I haven’t exactly avoided Sylvia Plath, but I wasn’t itching to dig into her work, either. But part of my resolution for this year was to embrace the wide variety of poets and types of poetry that exist, and to explore them without limiting myself.

This perusal of Plath’s collection of poetry filled me with so many conflicting emotions and personal inspirations. I was especially drawn to her use of language and imagery: “Perfection is terrible, it cannot have children. / Cold as snow breath, it tamps the womb / Where the yew trees blow like hydras…” (From “Munich Mannequins.”) These images coupled with her choice of words, and especially how the poems take up white space, evoke a kind of desolation. It’s a bit hard to describe, but as I was reading this book, I felt deeply set apart and displaced, as if I had been transported to somewhere unknown to me, a space that, perhaps, I was only given access to resentfully. Not that I think the speaker in Plath’s poems is resentful of the reader, but I did sense moments of almost eavesdropping, as if I was begrudgingly being given a glimpse of things the speaker would like to forget or ignore.

Many of these poems encapsulate feelings of abandonment, fear, dread, despair, and of being lost, either inside of one’s self or because of one’s self. There’s a kind of poetic urgency in these poems, a desperation bordering on starvation that doesn’t just pull the reader into the work, but makes them part of it, almost weaving the reader into the role of the narrator. It’s something I’ve never quite experienced before when reading poetry, this shifting into and out of seemingly contradictory roles. How can I, as the reader of a work, simultaneously be the narrator or step into a narrative space? Somehow, Plath allows these contradictions to come alive. Moreover, the way she presents these poems feels almost like she’s forcing the reader into this space of reception and narration, perhaps to alleviate some of the isolation and abandonment that manifests on the page.

To put it another way, it’s almost like the reader is both Dante and Virgil making their way through Plath, who is the Inferno.

By the time I reached the half-way point through this book, I couldn’t stop. I had to keep reading, had to finish the book, had to read each poem, couldn’t stop myself. It was jarring. I didn’t really know why I felt this way. It was almost a kind of anxiety, a heightened state of awareness of myself and of the poetry and how we were moving around each other. It’s a feeling that begins with the first poem, but builds until the halfway point where, like a dam breaking, it floods off the page and immerses the reader into an almost panic-like emotional state. And it goes almost entirely unacknowledged because it’s mostly implied, never actually focused on or articulated.

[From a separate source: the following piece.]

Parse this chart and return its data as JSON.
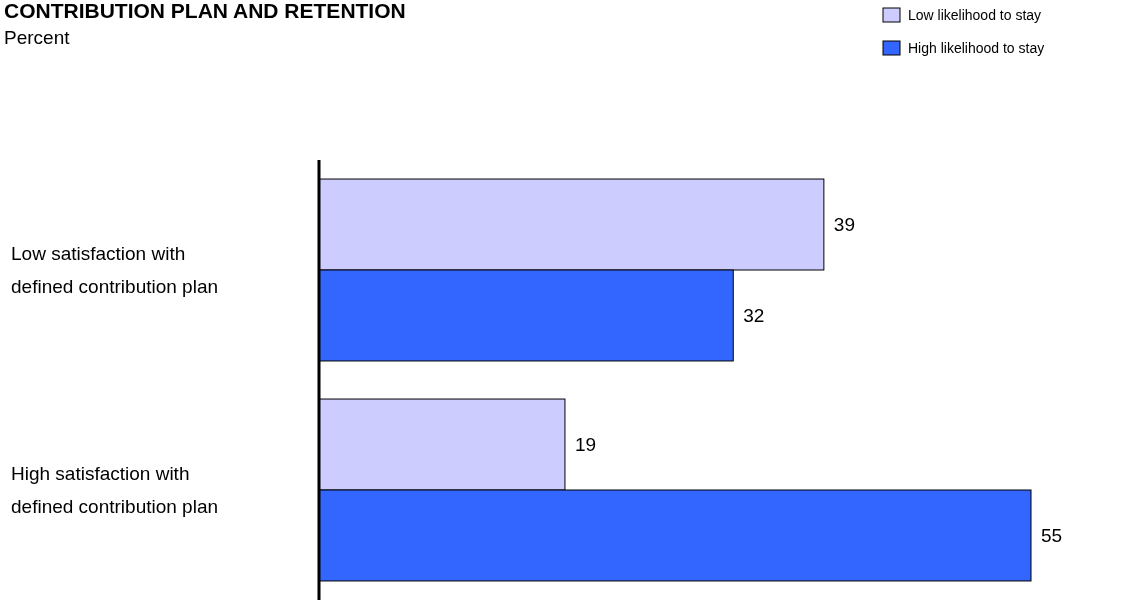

I didn’t understand what this was until I read the About Sylvia Plath at the end of the collection and found that she attempted suicide twice, and then attempted suicide a third time and succeeded. I did not know that Plath died from suicide. I also did not know that she had a miscarriage, or that her marriage to Ted Hughes turned sour, to the point that they were, by the time she died, officially separated without any intention of reconciliation. Within these contexts, I understand the urgency, the desperation, the starvation so wildly active in these poems. And I understand why I felt this kind of sense of hurried urgency as I neared the midway point of the book.

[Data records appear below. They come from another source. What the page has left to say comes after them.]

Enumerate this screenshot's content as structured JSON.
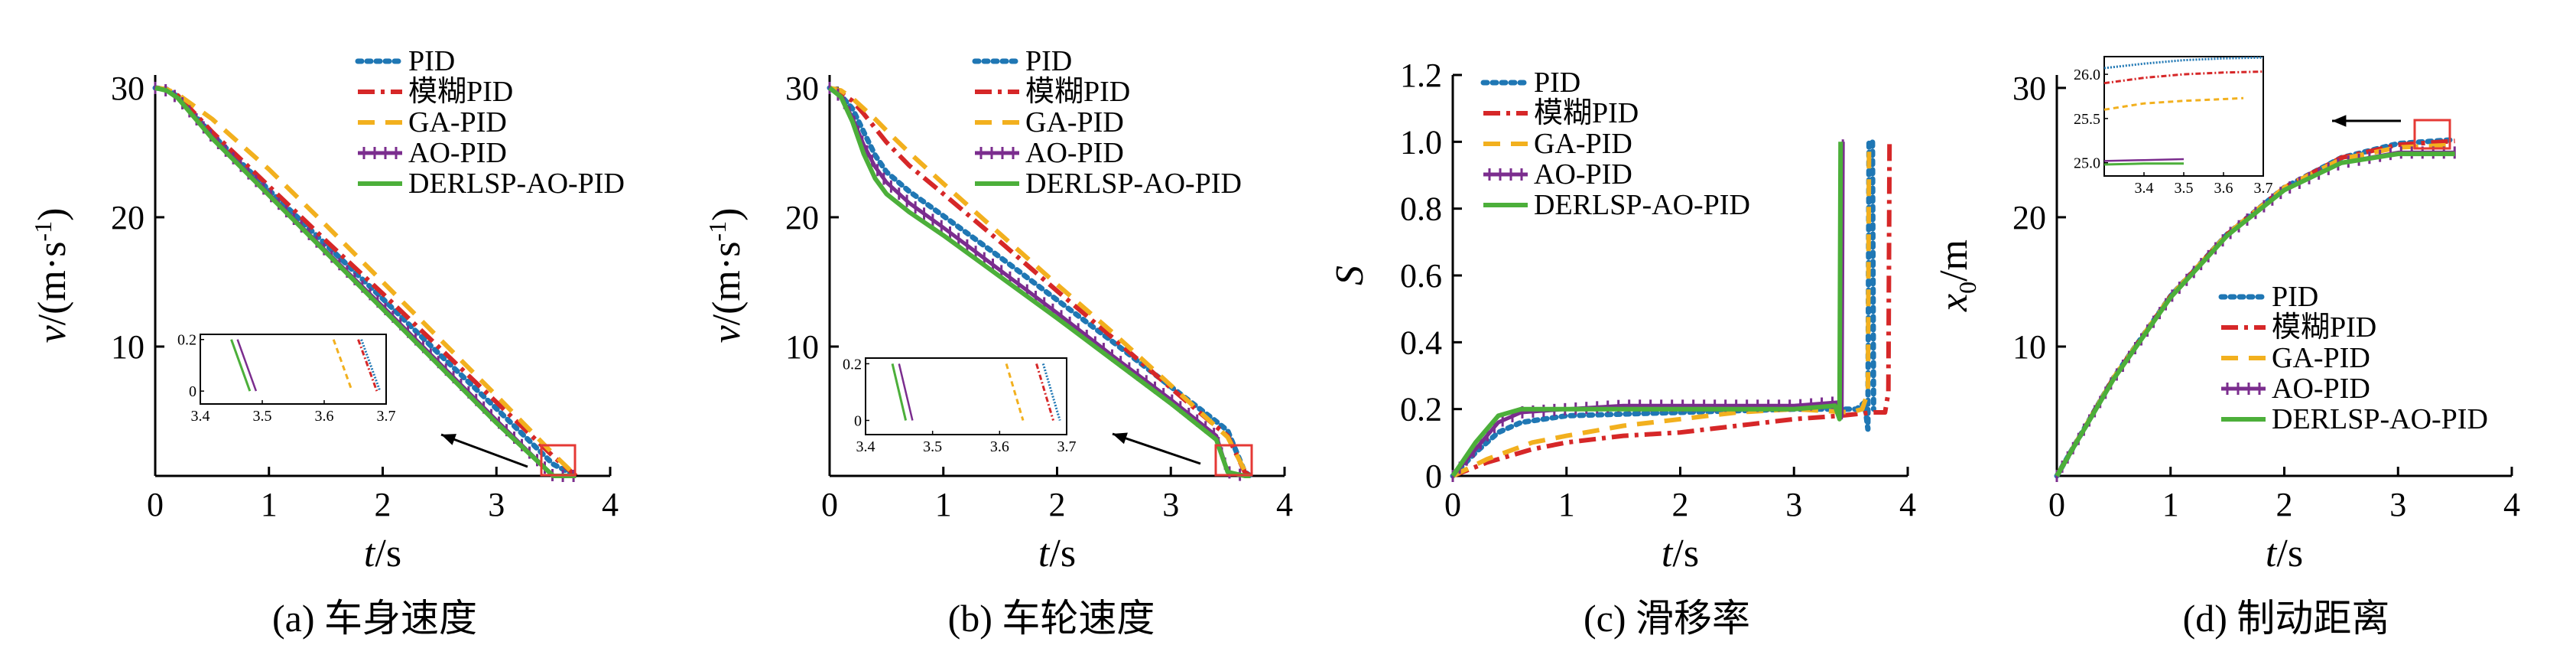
{
  "legend": [
    "PID",
    "模糊PID",
    "GA-PID",
    "AO-PID",
    "DERLSP-AO-PID"
  ],
  "colors": {
    "PID": "#1f77b4",
    "模糊PID": "#d62728",
    "GA-PID": "#f2b01e",
    "AO-PID": "#7b2d8e",
    "DERLSP-AO-PID": "#4caf3a",
    "zoom_box": "#e53935"
  },
  "chart_data": [
    {
      "type": "line",
      "caption": "(a) 车身速度",
      "xlabel_italic": "t",
      "xlabel_unit": "/s",
      "ylabel": "v/(m·s",
      "ylabel_sup": "-1",
      "ylabel_close": ")",
      "xlim": [
        0,
        4
      ],
      "ylim": [
        0,
        31
      ],
      "xticks": [
        "0",
        "1",
        "2",
        "3",
        "4"
      ],
      "yticks": [
        "10",
        "20",
        "30"
      ],
      "x": [
        0,
        0.1,
        0.2,
        0.5,
        1.0,
        1.5,
        2.0,
        2.5,
        3.0,
        3.5,
        3.7
      ],
      "series": [
        {
          "name": "PID",
          "values": [
            30,
            29.9,
            29.3,
            26.4,
            22.1,
            17.9,
            13.7,
            9.4,
            5.2,
            0.9,
            0.0
          ]
        },
        {
          "name": "模糊PID",
          "values": [
            30,
            29.9,
            29.4,
            26.6,
            22.4,
            18.2,
            14.1,
            9.9,
            5.7,
            1.5,
            0.0
          ]
        },
        {
          "name": "GA-PID",
          "values": [
            30,
            29.9,
            29.5,
            27.6,
            23.7,
            19.4,
            15.0,
            10.6,
            6.2,
            1.7,
            0.0
          ]
        },
        {
          "name": "AO-PID",
          "values": [
            30,
            29.8,
            29.2,
            26.2,
            21.8,
            17.4,
            13.1,
            8.7,
            4.3,
            0.0,
            0.0
          ]
        },
        {
          "name": "DERLSP-AO-PID",
          "values": [
            30,
            29.8,
            29.2,
            26.1,
            21.7,
            17.3,
            12.9,
            8.5,
            4.1,
            0.0,
            0.0
          ]
        }
      ],
      "inset": {
        "xlim": [
          3.4,
          3.7
        ],
        "ylim": [
          -0.05,
          0.22
        ],
        "xticks": [
          "3.4",
          "3.5",
          "3.6",
          "3.7"
        ],
        "yticks": [
          "0",
          "0.2"
        ],
        "series": [
          {
            "name": "PID",
            "x": [
              3.66,
              3.69
            ],
            "y": [
              0.2,
              0.0
            ]
          },
          {
            "name": "模糊PID",
            "x": [
              3.655,
              3.685
            ],
            "y": [
              0.2,
              0.0
            ]
          },
          {
            "name": "GA-PID",
            "x": [
              3.615,
              3.645
            ],
            "y": [
              0.2,
              0.0
            ]
          },
          {
            "name": "AO-PID",
            "x": [
              3.46,
              3.49
            ],
            "y": [
              0.2,
              0.0
            ]
          },
          {
            "name": "DERLSP-AO-PID",
            "x": [
              3.45,
              3.48
            ],
            "y": [
              0.2,
              0.0
            ]
          }
        ]
      }
    },
    {
      "type": "line",
      "caption": "(b) 车轮速度",
      "xlabel_italic": "t",
      "xlabel_unit": "/s",
      "ylabel": "v/(m·s",
      "ylabel_sup": "-1",
      "ylabel_close": ")",
      "xlim": [
        0,
        4
      ],
      "ylim": [
        0,
        31
      ],
      "xticks": [
        "0",
        "1",
        "2",
        "3",
        "4"
      ],
      "yticks": [
        "10",
        "20",
        "30"
      ],
      "x": [
        0,
        0.1,
        0.2,
        0.3,
        0.4,
        0.5,
        0.7,
        1.0,
        1.5,
        2.0,
        2.5,
        3.0,
        3.4,
        3.5,
        3.65,
        3.7
      ],
      "series": [
        {
          "name": "PID",
          "values": [
            30,
            29.4,
            28.4,
            26.6,
            24.8,
            23.5,
            22.0,
            20.1,
            16.9,
            13.6,
            10.3,
            6.9,
            4.2,
            3.5,
            0.3,
            0.0
          ]
        },
        {
          "name": "模糊PID",
          "values": [
            30,
            29.6,
            29.0,
            28.0,
            26.9,
            25.8,
            24.0,
            21.8,
            18.1,
            14.3,
            10.6,
            6.8,
            3.8,
            3.1,
            0.3,
            0.0
          ]
        },
        {
          "name": "GA-PID",
          "values": [
            30,
            29.8,
            29.2,
            28.4,
            27.6,
            26.7,
            25.0,
            22.6,
            18.7,
            14.8,
            11.0,
            7.0,
            3.8,
            3.0,
            0.4,
            0.0
          ]
        },
        {
          "name": "AO-PID",
          "values": [
            30,
            29.3,
            27.7,
            25.6,
            23.9,
            22.7,
            21.1,
            19.2,
            15.9,
            12.6,
            9.2,
            5.9,
            3.1,
            0.3,
            0.0,
            0.0
          ]
        },
        {
          "name": "DERLSP-AO-PID",
          "values": [
            30,
            29.3,
            27.4,
            24.9,
            23.0,
            21.8,
            20.4,
            18.6,
            15.4,
            12.2,
            8.9,
            5.6,
            2.8,
            0.3,
            0.0,
            0.0
          ]
        }
      ],
      "inset": {
        "xlim": [
          3.4,
          3.7
        ],
        "ylim": [
          -0.05,
          0.22
        ],
        "xticks": [
          "3.4",
          "3.5",
          "3.6",
          "3.7"
        ],
        "yticks": [
          "0",
          "0.2"
        ],
        "series": [
          {
            "name": "PID",
            "x": [
              3.665,
              3.69
            ],
            "y": [
              0.2,
              0.0
            ]
          },
          {
            "name": "模糊PID",
            "x": [
              3.655,
              3.68
            ],
            "y": [
              0.2,
              0.0
            ]
          },
          {
            "name": "GA-PID",
            "x": [
              3.61,
              3.635
            ],
            "y": [
              0.2,
              0.0
            ]
          },
          {
            "name": "AO-PID",
            "x": [
              3.45,
              3.47
            ],
            "y": [
              0.2,
              0.0
            ]
          },
          {
            "name": "DERLSP-AO-PID",
            "x": [
              3.44,
              3.46
            ],
            "y": [
              0.2,
              0.0
            ]
          }
        ]
      }
    },
    {
      "type": "line",
      "caption": "(c) 滑移率",
      "xlabel_italic": "t",
      "xlabel_unit": "/s",
      "ylabel": "S",
      "xlim": [
        0,
        4
      ],
      "ylim": [
        0,
        1.2
      ],
      "xticks": [
        "0",
        "1",
        "2",
        "3",
        "4"
      ],
      "yticks": [
        "0",
        "0.2",
        "0.4",
        "0.6",
        "0.8",
        "1.0",
        "1.2"
      ],
      "series": [
        {
          "name": "PID",
          "x": [
            0,
            0.2,
            0.4,
            0.6,
            1.0,
            2.0,
            3.0,
            3.55,
            3.62,
            3.65,
            3.66,
            3.69,
            3.7
          ],
          "y": [
            0,
            0.07,
            0.13,
            0.16,
            0.18,
            0.19,
            0.2,
            0.2,
            0.22,
            0.14,
            1.0,
            1.0,
            0.2
          ]
        },
        {
          "name": "模糊PID",
          "x": [
            0,
            0.3,
            0.7,
            1.0,
            1.5,
            2.0,
            2.5,
            3.0,
            3.4,
            3.7,
            3.8,
            3.83,
            3.84
          ],
          "y": [
            0,
            0.04,
            0.08,
            0.1,
            0.12,
            0.13,
            0.15,
            0.17,
            0.18,
            0.19,
            0.19,
            0.25,
            1.0
          ]
        },
        {
          "name": "GA-PID",
          "x": [
            0,
            0.3,
            0.7,
            1.0,
            1.5,
            2.0,
            2.5,
            3.0,
            3.5,
            3.6,
            3.65,
            3.66
          ],
          "y": [
            0,
            0.05,
            0.1,
            0.12,
            0.15,
            0.17,
            0.19,
            0.2,
            0.19,
            0.2,
            0.25,
            1.0
          ]
        },
        {
          "name": "AO-PID",
          "x": [
            0,
            0.2,
            0.4,
            0.6,
            1.0,
            1.5,
            2.0,
            3.0,
            3.38,
            3.42,
            3.43
          ],
          "y": [
            0,
            0.08,
            0.16,
            0.19,
            0.2,
            0.21,
            0.21,
            0.21,
            0.22,
            0.18,
            1.0
          ]
        },
        {
          "name": "DERLSP-AO-PID",
          "x": [
            0,
            0.2,
            0.4,
            0.6,
            1.0,
            1.5,
            2.0,
            3.0,
            3.36,
            3.4,
            3.41
          ],
          "y": [
            0,
            0.1,
            0.18,
            0.2,
            0.2,
            0.2,
            0.2,
            0.2,
            0.21,
            0.17,
            1.0
          ]
        }
      ]
    },
    {
      "type": "line",
      "caption": "(d) 制动距离",
      "xlabel_italic": "t",
      "xlabel_unit": "/s",
      "ylabel_italic": "x",
      "ylabel_sub": "0",
      "ylabel_unit": "/m",
      "xlim": [
        0,
        4
      ],
      "ylim": [
        0,
        31
      ],
      "xticks": [
        "0",
        "1",
        "2",
        "3",
        "4"
      ],
      "yticks": [
        "10",
        "20",
        "30"
      ],
      "x": [
        0,
        0.5,
        1.0,
        1.5,
        2.0,
        2.5,
        3.0,
        3.5
      ],
      "series": [
        {
          "name": "PID",
          "values": [
            0,
            7.6,
            13.9,
            18.7,
            22.3,
            24.6,
            25.7,
            26.0
          ]
        },
        {
          "name": "模糊PID",
          "values": [
            0,
            7.6,
            13.9,
            18.7,
            22.3,
            24.6,
            25.6,
            25.9
          ]
        },
        {
          "name": "GA-PID",
          "values": [
            0,
            7.6,
            13.9,
            18.7,
            22.3,
            24.5,
            25.4,
            25.6
          ]
        },
        {
          "name": "AO-PID",
          "values": [
            0,
            7.5,
            13.8,
            18.6,
            22.1,
            24.2,
            25.0,
            25.0
          ]
        },
        {
          "name": "DERLSP-AO-PID",
          "values": [
            0,
            7.5,
            13.8,
            18.6,
            22.1,
            24.2,
            24.9,
            24.9
          ]
        }
      ],
      "inset": {
        "xlim": [
          3.3,
          3.7
        ],
        "ylim": [
          24.85,
          26.2
        ],
        "xticks": [
          "3.4",
          "3.5",
          "3.6",
          "3.7"
        ],
        "yticks": [
          "25.0",
          "25.5",
          "26.0"
        ],
        "series": [
          {
            "name": "PID",
            "x": [
              3.3,
              3.4,
              3.5,
              3.6,
              3.7
            ],
            "y": [
              26.07,
              26.12,
              26.16,
              26.18,
              26.19
            ]
          },
          {
            "name": "模糊PID",
            "x": [
              3.3,
              3.4,
              3.5,
              3.6,
              3.7
            ],
            "y": [
              25.9,
              25.96,
              26.0,
              26.02,
              26.03
            ]
          },
          {
            "name": "GA-PID",
            "x": [
              3.3,
              3.4,
              3.5,
              3.6,
              3.65
            ],
            "y": [
              25.6,
              25.67,
              25.7,
              25.72,
              25.73
            ]
          },
          {
            "name": "AO-PID",
            "x": [
              3.3,
              3.4,
              3.5
            ],
            "y": [
              25.02,
              25.03,
              25.04
            ]
          },
          {
            "name": "DERLSP-AO-PID",
            "x": [
              3.3,
              3.4,
              3.5
            ],
            "y": [
              24.98,
              24.99,
              24.99
            ]
          }
        ]
      }
    }
  ]
}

Moreover, this collection carries a number of poems she wrote only a few weeks before she killed herself. This is, I think, the urgency that dominates each page being made manifest. And as someone with mental illness who has come very close to attempting suicide in my past, I relate to these feelings of despair and isolation. It was a beautiful, as well as heartbreaking, collection that has left me feeling raw and a little displaced. I feel like I’m grieving not only the end of the book, but the end of Plath herself. I highly recommend this book.